The 5′ end and 3′ end nucleotide sequences of the entire SSU rDNA are CAACCTGG- and -GGATCATT, respectively, which are highly conserved in Pyropia species (Kunimoto et al. 1999a). The conserved trait is also confirmed in the LSU rDNA by 5′ end and 3′ end sequence alignment of Bangia atropurpurea (GenBank No. AF419107), Porphyra sp. (GenBank No. EF033597), and Porphyra purpurea (GenBank No. EF033596). The conserved 5′ end and 3′ end nucleotide sequences are CGGAGGAA- and -GCTCTTCC, respectively, according to which primer pair LSUF/R using to amplify the entire LSU rDNA is designed. The amplified LSU rDNA sequence is considered to be the complete. The identical size of fragments amplified from different individuals of P. yezoensis indicates the absence of introns in the LSU rDNA. The LSU rDNA sequences are highly conserved among intra-species of P. yezoensis with just one or two base differences in 4770 bp. Because the full-length sequences of LSU rDNA were previously unknown, a partial LSU rDNA sequence was applied to study phylogenetic relationships at the levels of species and beyond (Harper and Saunders 2001; Erting et al. 2004: Saunders and Lehmkuhl 2005: Gall and Saunders 2010).
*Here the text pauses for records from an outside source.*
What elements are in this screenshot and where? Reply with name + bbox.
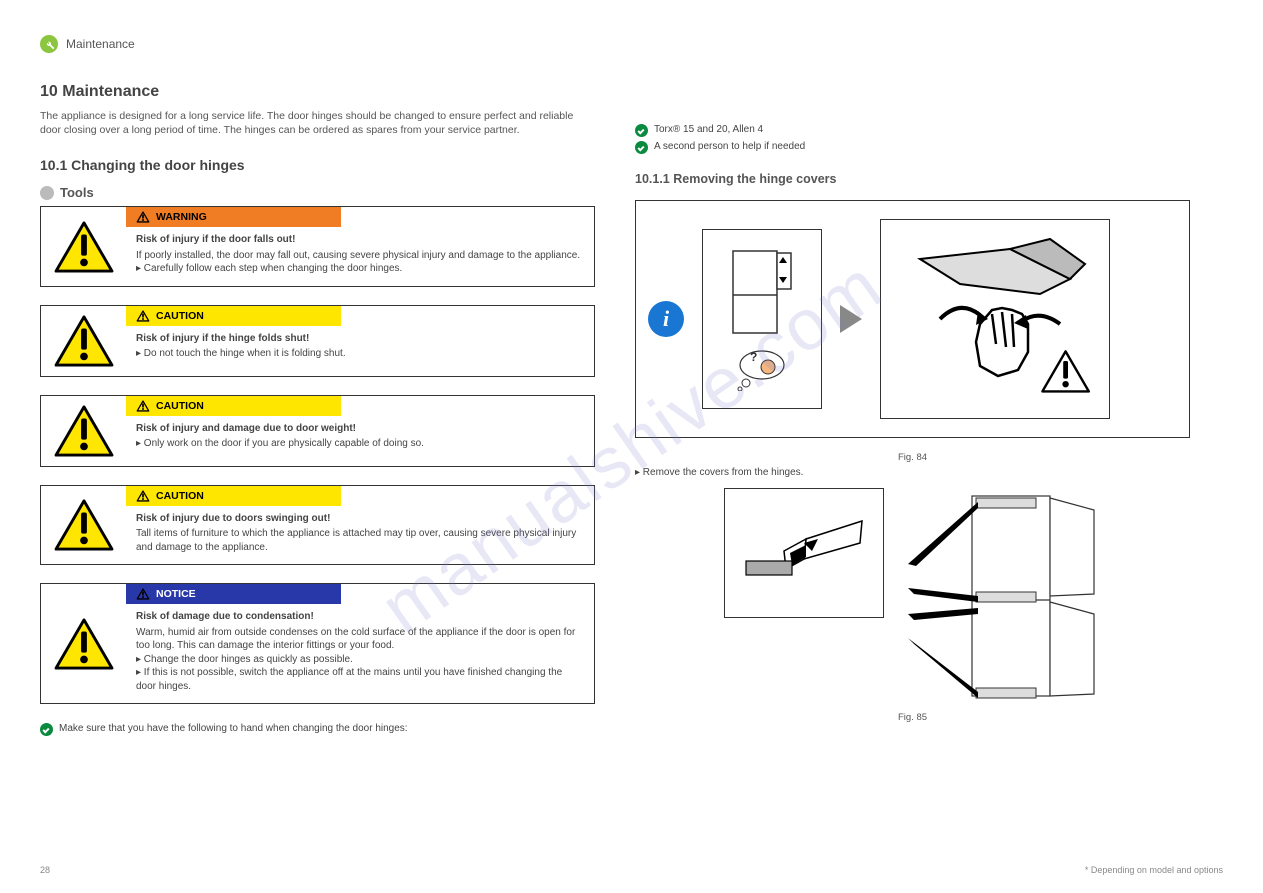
warning-label: NOTICE xyxy=(126,584,341,604)
header-title: Maintenance xyxy=(66,37,135,51)
warning-body: NOTICE Risk of damage due to condensatio… xyxy=(126,584,594,703)
warning-lead: Risk of injury due to doors swinging out… xyxy=(136,512,584,526)
section-heading-maintenance: 10 Maintenance xyxy=(40,83,595,101)
warning-text: Risk of damage due to condensation! Warm… xyxy=(126,604,594,703)
left-column: 10 Maintenance The appliance is designed… xyxy=(40,63,595,739)
thought-icon: ? xyxy=(734,345,790,391)
check-row-1: Torx® 15 and 20, Allen 4 xyxy=(635,123,1190,137)
warning-label: CAUTION xyxy=(126,486,341,506)
warning-triangle-icon xyxy=(41,396,126,466)
note-row: Make sure that you have the following to… xyxy=(40,722,595,736)
fig85-caption: Fig. 85 xyxy=(635,712,1190,723)
warning-text: Risk of injury if the hinge folds shut! … xyxy=(126,326,594,371)
fig84-caption: Fig. 84 xyxy=(635,452,1190,463)
fig84-instruction: ▸ Remove the covers from the hinges. xyxy=(635,467,1190,478)
mini-triangle-icon xyxy=(136,588,150,600)
warning-level: NOTICE xyxy=(156,588,196,600)
intro-text: The appliance is designed for a long ser… xyxy=(40,109,595,137)
right-column: Torx® 15 and 20, Allen 4 A second person… xyxy=(635,63,1190,739)
warning-lead: Risk of injury and damage due to door we… xyxy=(136,422,584,436)
cover-remove-icon xyxy=(734,503,874,603)
check-icon xyxy=(635,124,648,137)
arrow-icon xyxy=(840,305,862,333)
warning-lead: Risk of injury if the hinge folds shut! xyxy=(136,332,584,346)
warning-triangle-icon xyxy=(41,306,126,376)
warning-body: CAUTION Risk of injury if the hinge fold… xyxy=(126,306,594,376)
warning-box-1: CAUTION Risk of injury if the hinge fold… xyxy=(40,305,595,377)
warning-triangle-icon xyxy=(41,486,126,565)
warning-label: WARNING xyxy=(126,207,341,227)
figure-85-detail xyxy=(724,488,884,618)
tools-subheading: Tools xyxy=(40,185,595,200)
footer-note: * Depending on model and options xyxy=(1085,865,1223,875)
note-text: Make sure that you have the following to… xyxy=(59,722,408,736)
subsection-heading: 10.1.1 Removing the hinge covers xyxy=(635,172,1190,186)
figure-84-panel-right xyxy=(880,219,1110,419)
section-heading-hinges: 10.1 Changing the door hinges xyxy=(40,157,595,173)
mini-triangle-icon xyxy=(136,310,150,322)
tool-icon xyxy=(40,186,54,200)
warning-box-0: WARNING Risk of injury if the door falls… xyxy=(40,206,595,287)
warning-lead: Risk of damage due to condensation! xyxy=(136,610,584,624)
warning-box-3: CAUTION Risk of injury due to doors swin… xyxy=(40,485,595,566)
warning-level: CAUTION xyxy=(156,310,204,322)
mini-triangle-icon xyxy=(136,490,150,502)
warning-label: CAUTION xyxy=(126,396,341,416)
warning-body: CAUTION Risk of injury due to doors swin… xyxy=(126,486,594,565)
svg-text:?: ? xyxy=(750,350,757,364)
warning-box-4: NOTICE Risk of damage due to condensatio… xyxy=(40,583,595,704)
warning-text: Risk of injury due to doors swinging out… xyxy=(126,506,594,565)
info-icon: i xyxy=(648,301,684,337)
check-icon xyxy=(635,141,648,154)
fridge-icon xyxy=(727,247,797,337)
page-footer: 28 * Depending on model and options xyxy=(40,865,1223,875)
check-text-2: A second person to help if needed xyxy=(654,140,805,154)
warning-body: CAUTION Risk of injury and damage due to… xyxy=(126,396,594,466)
warning-label: CAUTION xyxy=(126,306,341,326)
figure-85-overview xyxy=(902,488,1102,708)
warning-lead: Risk of injury if the door falls out! xyxy=(136,233,584,247)
figure-84-panel-left: ? xyxy=(702,229,822,409)
figure-85 xyxy=(635,488,1190,708)
warning-triangle-icon xyxy=(41,207,126,286)
mini-triangle-icon xyxy=(136,211,150,223)
cabinet-icon xyxy=(902,488,1102,708)
warning-level: WARNING xyxy=(156,211,207,223)
check-icon xyxy=(40,723,53,736)
tools-label: Tools xyxy=(60,185,94,200)
warning-body: WARNING Risk of injury if the door falls… xyxy=(126,207,594,286)
check-text-1: Torx® 15 and 20, Allen 4 xyxy=(654,123,763,137)
page-number: 28 xyxy=(40,865,50,875)
warning-text: Risk of injury and damage due to door we… xyxy=(126,416,594,461)
figure-84-box: i ? xyxy=(635,200,1190,438)
check-row-2: A second person to help if needed xyxy=(635,140,1190,154)
page-header: Maintenance xyxy=(40,35,1223,53)
warning-triangle-icon xyxy=(41,584,126,703)
hinge-hand-icon xyxy=(890,229,1100,409)
wrench-icon xyxy=(40,35,58,53)
mini-triangle-icon xyxy=(136,400,150,412)
warning-box-2: CAUTION Risk of injury and damage due to… xyxy=(40,395,595,467)
warning-level: CAUTION xyxy=(156,490,204,502)
warning-text: Risk of injury if the door falls out! If… xyxy=(126,227,594,286)
warning-level: CAUTION xyxy=(156,400,204,412)
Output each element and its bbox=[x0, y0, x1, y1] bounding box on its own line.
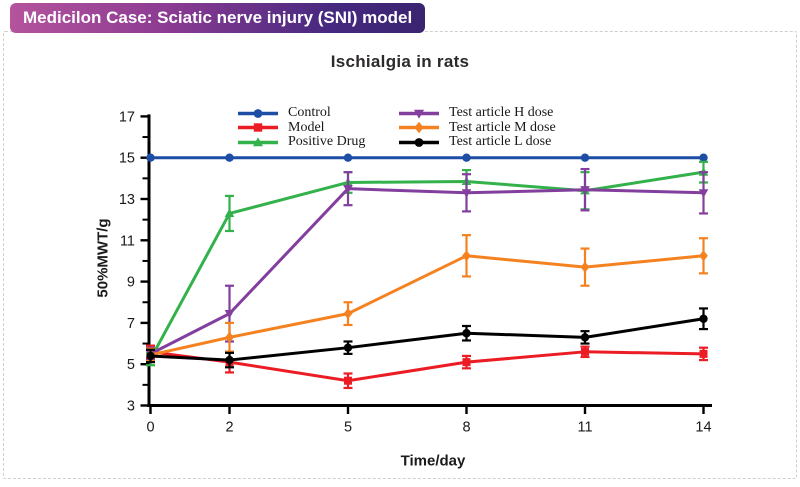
marker-circle bbox=[146, 153, 155, 162]
y-tick-label: 11 bbox=[120, 233, 135, 249]
marker-square bbox=[344, 376, 352, 385]
chart-title: Ischialgia in rats bbox=[330, 52, 470, 71]
marker-square bbox=[253, 123, 263, 132]
marker-diamond bbox=[699, 250, 708, 262]
header-badge: Medicilon Case: Sciatic nerve injury (SN… bbox=[10, 3, 426, 33]
marker-triangle-up bbox=[224, 208, 235, 218]
x-tick-label: 14 bbox=[695, 420, 711, 436]
series-line bbox=[150, 254, 704, 357]
marker-square bbox=[462, 358, 471, 367]
marker-diamond bbox=[414, 121, 424, 134]
marker-triangle-down bbox=[224, 310, 235, 319]
marker-triangle-down bbox=[413, 109, 425, 119]
marker-circle bbox=[580, 153, 590, 162]
legend-key-triangle-down-icon bbox=[399, 109, 439, 119]
marker-circle bbox=[225, 153, 234, 162]
marker-circle bbox=[580, 333, 590, 342]
y-tick-label: 13 bbox=[119, 192, 135, 208]
y-tick-label: 17 bbox=[119, 109, 135, 125]
series-test-article-l-dose bbox=[146, 307, 708, 369]
y-tick-label: 9 bbox=[127, 275, 135, 291]
legend-key-circle-icon bbox=[238, 108, 278, 118]
marker-circle bbox=[253, 108, 263, 118]
x-tick-label: 11 bbox=[577, 420, 592, 436]
y-tick-label: 7 bbox=[127, 316, 135, 332]
x-tick-label: 0 bbox=[146, 420, 154, 436]
x-axis-label: Time/day bbox=[400, 452, 466, 470]
x-tick-label: 5 bbox=[344, 420, 352, 436]
marker-circle bbox=[699, 153, 708, 162]
marker-circle bbox=[414, 137, 424, 147]
legend-label: Test article L dose bbox=[449, 134, 552, 150]
legend-key-triangle-up-icon bbox=[238, 137, 278, 147]
legend-key-diamond-icon bbox=[399, 121, 439, 134]
legend-label: Positive Drug bbox=[288, 134, 366, 150]
y-tick-label: 15 bbox=[119, 151, 135, 167]
series-line bbox=[150, 317, 704, 362]
legend-item-control: Control bbox=[236, 106, 365, 121]
marker-circle bbox=[699, 314, 708, 323]
marker-circle bbox=[343, 153, 353, 162]
marker-diamond bbox=[580, 261, 590, 273]
marker-circle bbox=[462, 329, 471, 338]
marker-diamond bbox=[462, 250, 471, 262]
series-control bbox=[146, 153, 708, 162]
legend-key-circle-icon bbox=[399, 137, 439, 147]
legend-label: Model bbox=[288, 119, 325, 135]
marker-circle bbox=[343, 343, 353, 352]
legend-label: Test article M dose bbox=[449, 119, 556, 135]
marker-square bbox=[581, 347, 589, 356]
series-line bbox=[149, 187, 704, 356]
legend-label: Control bbox=[288, 105, 331, 121]
legend-item-test-article-h-dose: Test article H dose bbox=[397, 106, 556, 121]
legend-item-model: Model bbox=[236, 119, 365, 136]
legend-key-square-icon bbox=[238, 123, 278, 132]
marker-diamond bbox=[343, 308, 353, 320]
marker-triangle-down bbox=[461, 189, 472, 198]
marker-triangle-down bbox=[698, 189, 709, 198]
legend-label: Test article H dose bbox=[449, 105, 554, 121]
x-tick-label: 2 bbox=[225, 420, 233, 436]
marker-triangle-down bbox=[343, 185, 353, 194]
marker-triangle-down bbox=[580, 186, 590, 195]
marker-circle bbox=[146, 351, 155, 361]
legend-item-positive-drug: Positive Drug bbox=[236, 135, 365, 150]
marker-square bbox=[699, 349, 708, 358]
legend-column-2: Test article H dose Test article M dose Te… bbox=[397, 106, 556, 150]
marker-triangle-up bbox=[252, 137, 264, 147]
y-tick-label: 5 bbox=[127, 357, 135, 373]
x-tick-label: 8 bbox=[462, 420, 470, 436]
series-line bbox=[149, 170, 704, 360]
legend-item-test-article-m-dose: Test article M dose bbox=[397, 119, 556, 136]
legend-item-test-article-l-dose: Test article L dose bbox=[397, 135, 556, 150]
legend-column-1: Control Model Positive Drug bbox=[236, 106, 365, 150]
marker-diamond bbox=[225, 331, 234, 343]
y-tick-label: 3 bbox=[127, 399, 135, 415]
header-badge-text: Medicilon Case: Sciatic nerve injury (SN… bbox=[23, 8, 413, 27]
marker-circle bbox=[225, 355, 234, 365]
marker-circle bbox=[462, 153, 471, 162]
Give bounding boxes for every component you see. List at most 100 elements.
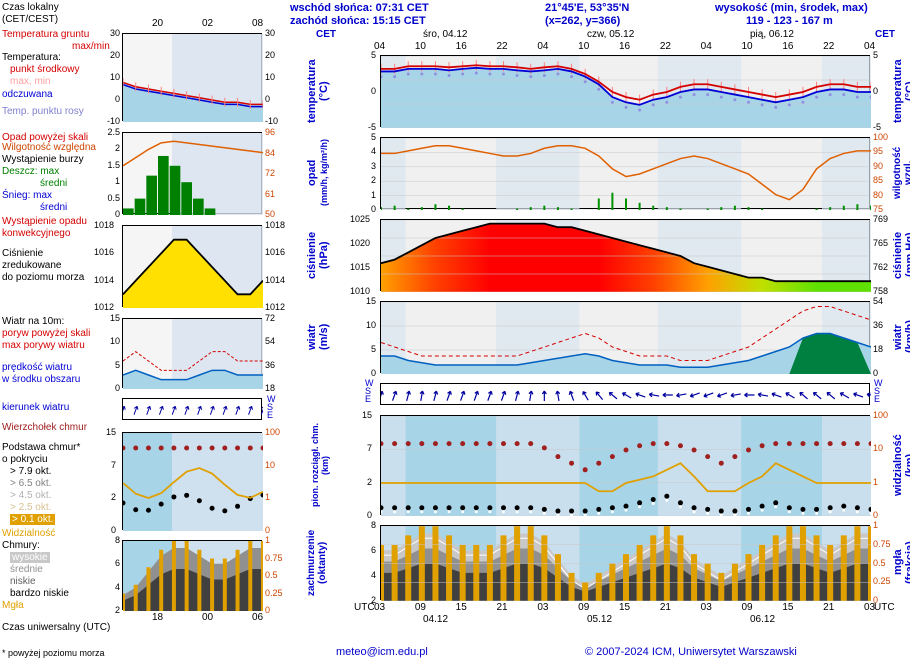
l-wys: wysokie — [10, 552, 50, 563]
vr-cisn2: ciśnienie(mm Hg) — [892, 219, 910, 291]
mini-press-svg — [123, 226, 263, 308]
mini-precip-svg — [123, 133, 263, 215]
l-opokr: o pokryciu — [2, 454, 48, 465]
l-konw1: Wystąpienie opadu — [2, 216, 87, 227]
day2: czw, 05.12 — [587, 29, 634, 40]
mini-wind-svg — [123, 319, 263, 389]
compass-mini: WSE — [267, 395, 276, 419]
l-snieg: Śnieg: max — [2, 190, 52, 201]
vr-widz: widzialność(km) — [892, 415, 910, 515]
l-punkt: punkt środkowy — [10, 64, 79, 75]
cloud-svg — [381, 416, 871, 516]
press-svg — [381, 220, 871, 292]
l-mm: max, min — [10, 76, 51, 87]
grid-label: (x=262, y=366) — [545, 15, 620, 27]
l-p79: > 7.9 okt. — [10, 466, 51, 477]
l-burza: Wystąpienie burzy — [2, 154, 84, 165]
sunset-label: zachód słońca: 15:15 CET — [290, 15, 426, 27]
l-p45: > 4.5 okt. — [10, 490, 51, 501]
l-cest: (CET/CEST) — [2, 14, 58, 25]
vl-cisn: ciśnienie(hPa) — [306, 219, 330, 291]
l-cisn3: do poziomu morza — [2, 272, 84, 283]
okt-panel — [380, 525, 870, 600]
vr-wilg: wilgotność wzgl.(%) — [892, 137, 910, 209]
arrow-svg — [381, 384, 871, 406]
l-mgla: Mgła — [2, 600, 24, 611]
l-odcz: odczuwana — [2, 89, 53, 100]
footer-email[interactable]: meteo@icm.edu.pl — [336, 646, 428, 658]
l-deszczsr: średni — [40, 178, 67, 189]
l-wierzch: Wierzchołek chmur — [2, 422, 87, 433]
l-utc: Czas uniwersalny (UTC) — [2, 622, 110, 633]
vr-wiatr2: wiatr(km/h) — [892, 301, 910, 373]
l-czas: Czas lokalny — [2, 2, 59, 13]
l-widz: Widzialność — [2, 528, 55, 539]
l-sniegsr: średni — [40, 202, 67, 213]
vl-wiatr: wiatr(m/s) — [306, 301, 330, 373]
day3-bot: 06.12 — [750, 614, 775, 625]
meteogram-container: wschód słońca: 07:31 CET zachód słońca: … — [0, 0, 910, 660]
footer-copyright: © 2007-2024 ICM, Uniwersytet Warszawski — [585, 646, 797, 658]
elev-value: 119 - 123 - 167 m — [746, 15, 833, 27]
l-p65: > 6.5 okt. — [10, 478, 51, 489]
vl-opad: opad(mm/h, kg/m²/h) — [306, 137, 330, 209]
mini-cloud-svg — [123, 433, 263, 531]
l-p25: > 2.5 okt. — [10, 502, 51, 513]
l-pred: prędkość wiatru — [2, 362, 72, 373]
mini-wind-panel — [122, 318, 262, 388]
l-cisn1: Ciśnienie — [2, 248, 43, 259]
l-bnis: bardzo niskie — [10, 588, 69, 599]
l-poryw: max porywy wiatru — [2, 340, 85, 351]
l-rosy: Temp. punktu rosy — [2, 106, 84, 117]
temp-panel — [380, 55, 870, 127]
day3: pią, 06.12 — [750, 29, 794, 40]
day1: śro, 04.12 — [423, 29, 467, 40]
compass-left: WSE — [365, 379, 374, 403]
press-panel — [380, 219, 870, 291]
note-asl: * powyżej poziomu morza — [2, 648, 105, 658]
l-podst: Podstawa chmur* — [2, 442, 80, 453]
mini-precip-panel — [122, 132, 262, 214]
elev-label: wysokość (min, środek, max) — [715, 2, 868, 14]
l-deszcz: Deszcz: max — [2, 166, 59, 177]
mini-press-panel — [122, 225, 262, 307]
vr-temp: temperatura(°C) — [892, 55, 910, 127]
cloud-panel — [380, 415, 870, 515]
l-wilg: Wilgotność względna — [2, 142, 96, 153]
okt-svg — [381, 526, 871, 601]
day2-bot: 05.12 — [587, 614, 612, 625]
vl-chm: pion. rozciągł. chm.(km) — [310, 415, 330, 515]
l-p01: > 0.1 okt. — [10, 514, 55, 525]
mini-cloud-panel — [122, 432, 262, 530]
arrow-panel — [380, 383, 870, 405]
l-tgruntu: Temperatura gruntu — [2, 29, 89, 40]
l-konw2: konwekcyjnego — [2, 228, 70, 239]
wind-svg — [381, 302, 871, 374]
l-kier: kierunek wiatru — [2, 402, 69, 413]
mini-okt-svg — [123, 541, 263, 611]
l-cisn2: zredukowane — [2, 260, 61, 271]
vl-okt: zachmurzenie(oktanty) — [306, 525, 328, 600]
l-poryws: poryw powyżej skali — [2, 328, 90, 339]
precip-panel — [380, 137, 870, 209]
mini-temp-svg — [123, 34, 263, 122]
wind-panel — [380, 301, 870, 373]
cet-left: CET — [316, 29, 336, 40]
mini-okt-panel — [122, 540, 262, 610]
sunrise-label: wschód słońca: 07:31 CET — [290, 2, 429, 14]
mini-arrow-svg — [123, 399, 263, 421]
cet-right: CET — [875, 29, 895, 40]
day1-bot: 04.12 — [423, 614, 448, 625]
mini-arrow-panel — [122, 398, 262, 420]
l-chm: Chmury: — [2, 540, 40, 551]
l-wsrodku: w środku obszaru — [2, 374, 80, 385]
l-sre: średnie — [10, 564, 43, 575]
compass-right: WSE — [874, 379, 883, 403]
precip-svg — [381, 138, 871, 210]
mini-temp-panel — [122, 33, 262, 121]
l-nis: niskie — [10, 576, 36, 587]
l-temp: Temperatura: — [2, 52, 61, 63]
vr-mgla: mgła(frakcja) — [892, 525, 910, 600]
temp-svg — [381, 56, 871, 128]
coords-label: 21°45'E, 53°35'N — [545, 2, 629, 14]
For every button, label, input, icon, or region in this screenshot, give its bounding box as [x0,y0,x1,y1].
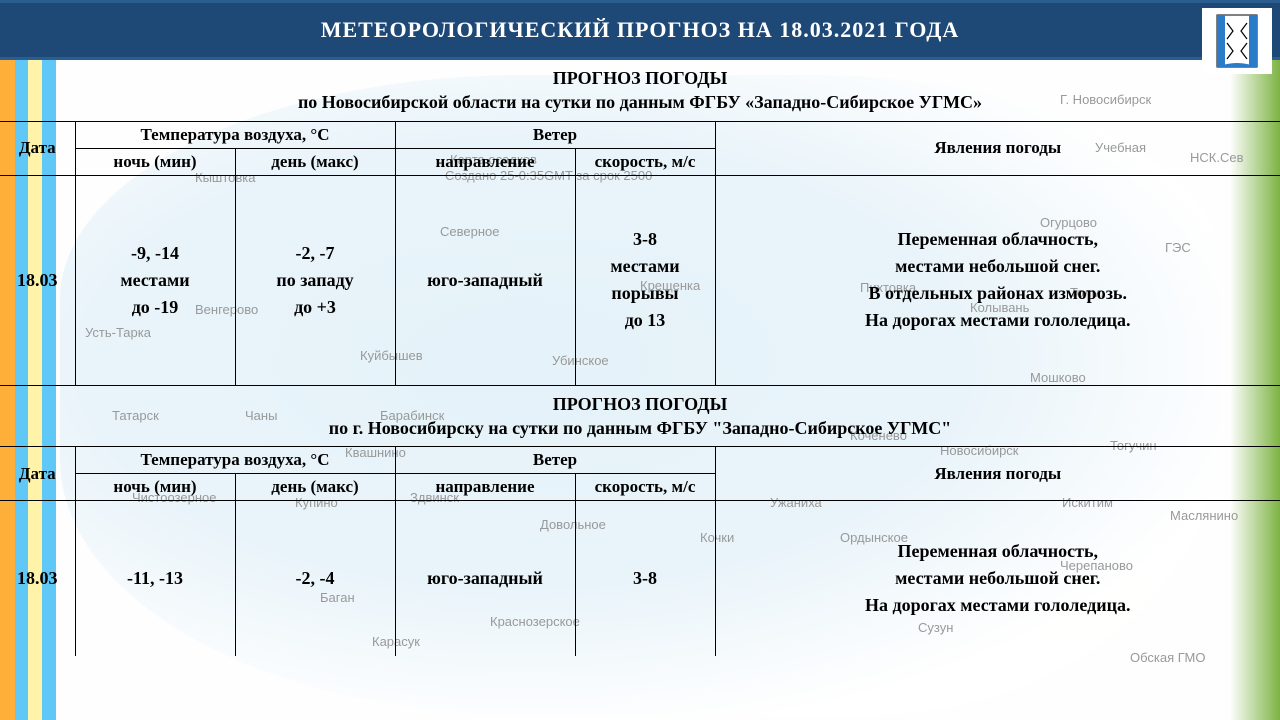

After sequence alignment, we found that the full sequence of regions amplified with five primer pairs from IGS1F/R to IGS5F/R had 99.79 % identity with most nucleotide sequences (2436 bp) of 5′ end of the entire LSU rDNA amplified by primer LSUF/R. The result certifies the correctness of the LSU rDNA and the IGS sequences due to the independent design of primers. The actual IGS region of which the length is 5984 bp was analyzed, and the presence of internal repetitive sequences with 74-bp nucleotides of each repeat and self-complementary structure was found, leading to the difficulty in sequencing (Fig. 4). The number of subrepeats is inappropriate for discrimination of Pyropia species, due to the difference within individuals of the same species. The IGS region is more variable than the ITS region; therefore, it is used for phylogenetic analysis in interspecies and intraspecies (Li et al. 2010; Onkendi and Moleleki 2013).

This is the first time that the complete nuclear ribosomal DNA cistron sequence has been obtained for P. yezoensis. The sequence will enrich GenBank and provide more information for phylogenetic analysis. Moreover, the approach and strategy will be useful for the study at various taxonomic levels in alga.